Agonopterix trimenella

Scientific classification
- Kingdom: Animalia
- Phylum: Arthropoda
- Clade: Pancrustacea
- Class: Insecta
- Order: Lepidoptera
- Family: Depressariidae
- Genus: Agonopterix
- Species: A. trimenella
- Binomial name: Agonopterix trimenella (Walsingham, 1881)
- Synonyms: Depressaria trimenella Walsingham, 1881;

= Agonopterix trimenella =

- Authority: (Walsingham, 1881)
- Synonyms: Depressaria trimenella Walsingham, 1881

Species of moth

Agonopterix trimenella is a moth in the family Depressariidae. It was described by Thomas de Grey, 6th Baron Walsingham, in 1881. It is found in South Africa.

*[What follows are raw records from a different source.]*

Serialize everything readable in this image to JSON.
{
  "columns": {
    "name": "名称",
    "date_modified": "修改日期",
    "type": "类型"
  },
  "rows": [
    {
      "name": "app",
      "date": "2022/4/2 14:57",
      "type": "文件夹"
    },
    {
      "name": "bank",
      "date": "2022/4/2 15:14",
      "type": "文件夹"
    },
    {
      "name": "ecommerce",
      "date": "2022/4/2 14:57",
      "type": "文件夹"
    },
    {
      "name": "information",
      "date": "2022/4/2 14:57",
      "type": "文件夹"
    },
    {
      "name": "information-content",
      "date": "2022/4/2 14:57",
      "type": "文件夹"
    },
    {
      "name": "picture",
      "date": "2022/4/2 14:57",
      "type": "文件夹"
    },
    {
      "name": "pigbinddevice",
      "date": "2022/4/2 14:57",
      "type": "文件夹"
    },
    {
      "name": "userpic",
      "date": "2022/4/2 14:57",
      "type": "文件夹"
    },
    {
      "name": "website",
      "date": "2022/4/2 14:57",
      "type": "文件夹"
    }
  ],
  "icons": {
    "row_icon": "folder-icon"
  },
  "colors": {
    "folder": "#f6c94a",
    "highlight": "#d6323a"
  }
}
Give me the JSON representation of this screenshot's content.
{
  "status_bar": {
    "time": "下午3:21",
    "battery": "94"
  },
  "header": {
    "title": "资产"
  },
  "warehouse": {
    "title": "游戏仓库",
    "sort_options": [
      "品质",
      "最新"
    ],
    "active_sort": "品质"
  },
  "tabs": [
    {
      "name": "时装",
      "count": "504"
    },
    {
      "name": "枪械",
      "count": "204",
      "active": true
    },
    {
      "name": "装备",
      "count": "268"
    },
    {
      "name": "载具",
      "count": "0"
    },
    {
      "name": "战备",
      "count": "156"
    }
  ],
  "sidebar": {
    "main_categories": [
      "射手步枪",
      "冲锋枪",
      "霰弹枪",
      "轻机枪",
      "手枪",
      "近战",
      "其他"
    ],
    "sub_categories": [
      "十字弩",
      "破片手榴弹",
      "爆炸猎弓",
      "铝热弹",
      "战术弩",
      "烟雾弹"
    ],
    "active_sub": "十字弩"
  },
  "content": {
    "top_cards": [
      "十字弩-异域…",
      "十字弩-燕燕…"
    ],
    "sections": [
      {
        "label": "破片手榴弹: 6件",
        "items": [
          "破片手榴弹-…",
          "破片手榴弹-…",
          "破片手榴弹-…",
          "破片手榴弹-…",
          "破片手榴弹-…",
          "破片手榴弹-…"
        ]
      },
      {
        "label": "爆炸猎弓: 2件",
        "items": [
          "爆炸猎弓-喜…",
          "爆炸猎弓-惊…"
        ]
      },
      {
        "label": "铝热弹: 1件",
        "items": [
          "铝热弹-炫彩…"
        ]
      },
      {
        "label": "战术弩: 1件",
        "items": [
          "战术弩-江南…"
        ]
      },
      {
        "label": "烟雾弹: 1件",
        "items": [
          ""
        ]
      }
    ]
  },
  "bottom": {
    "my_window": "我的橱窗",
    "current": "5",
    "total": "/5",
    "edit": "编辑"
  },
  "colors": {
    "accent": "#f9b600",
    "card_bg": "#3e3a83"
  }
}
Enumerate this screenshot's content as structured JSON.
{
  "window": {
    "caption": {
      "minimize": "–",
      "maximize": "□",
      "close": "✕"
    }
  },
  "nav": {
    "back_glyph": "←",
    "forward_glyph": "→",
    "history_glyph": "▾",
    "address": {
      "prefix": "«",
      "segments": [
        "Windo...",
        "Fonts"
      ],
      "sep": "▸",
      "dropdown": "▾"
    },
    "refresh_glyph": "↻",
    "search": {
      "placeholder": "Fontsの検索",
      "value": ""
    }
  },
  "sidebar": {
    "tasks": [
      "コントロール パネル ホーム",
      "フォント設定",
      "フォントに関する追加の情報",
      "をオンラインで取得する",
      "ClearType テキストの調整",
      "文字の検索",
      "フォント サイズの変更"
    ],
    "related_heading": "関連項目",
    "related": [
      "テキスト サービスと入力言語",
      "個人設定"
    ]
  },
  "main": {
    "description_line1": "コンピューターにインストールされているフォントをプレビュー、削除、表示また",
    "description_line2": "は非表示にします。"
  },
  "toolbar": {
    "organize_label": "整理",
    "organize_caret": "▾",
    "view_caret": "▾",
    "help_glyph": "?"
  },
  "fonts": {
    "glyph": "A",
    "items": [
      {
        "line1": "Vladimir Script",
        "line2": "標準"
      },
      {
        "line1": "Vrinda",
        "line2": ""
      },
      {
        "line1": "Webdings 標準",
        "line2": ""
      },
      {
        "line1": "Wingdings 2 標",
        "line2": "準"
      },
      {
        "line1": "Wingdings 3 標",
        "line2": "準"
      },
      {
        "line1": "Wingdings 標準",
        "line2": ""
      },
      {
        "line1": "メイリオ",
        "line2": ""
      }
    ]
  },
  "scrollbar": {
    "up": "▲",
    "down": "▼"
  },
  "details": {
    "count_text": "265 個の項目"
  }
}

The wingspan is 11–20 mm. The forewings are pale ochreous, partly suffused with a pale brownish shade, especially on the lower half of the wing
before the middle, at the extreme end of the cell, and immediately above the anal angle. There is a large blackish patch, starting at the middle of the costa, continued more than half-way to the apex, extending nearly half across the wing, where it ends at its inner angle in a conspicuous black spot, preceded by some detached black scales. Before this patch are three or four blackish spots on the costa, other smaller ones being distributed
around the apical margin. The hindwings are pale cinereous.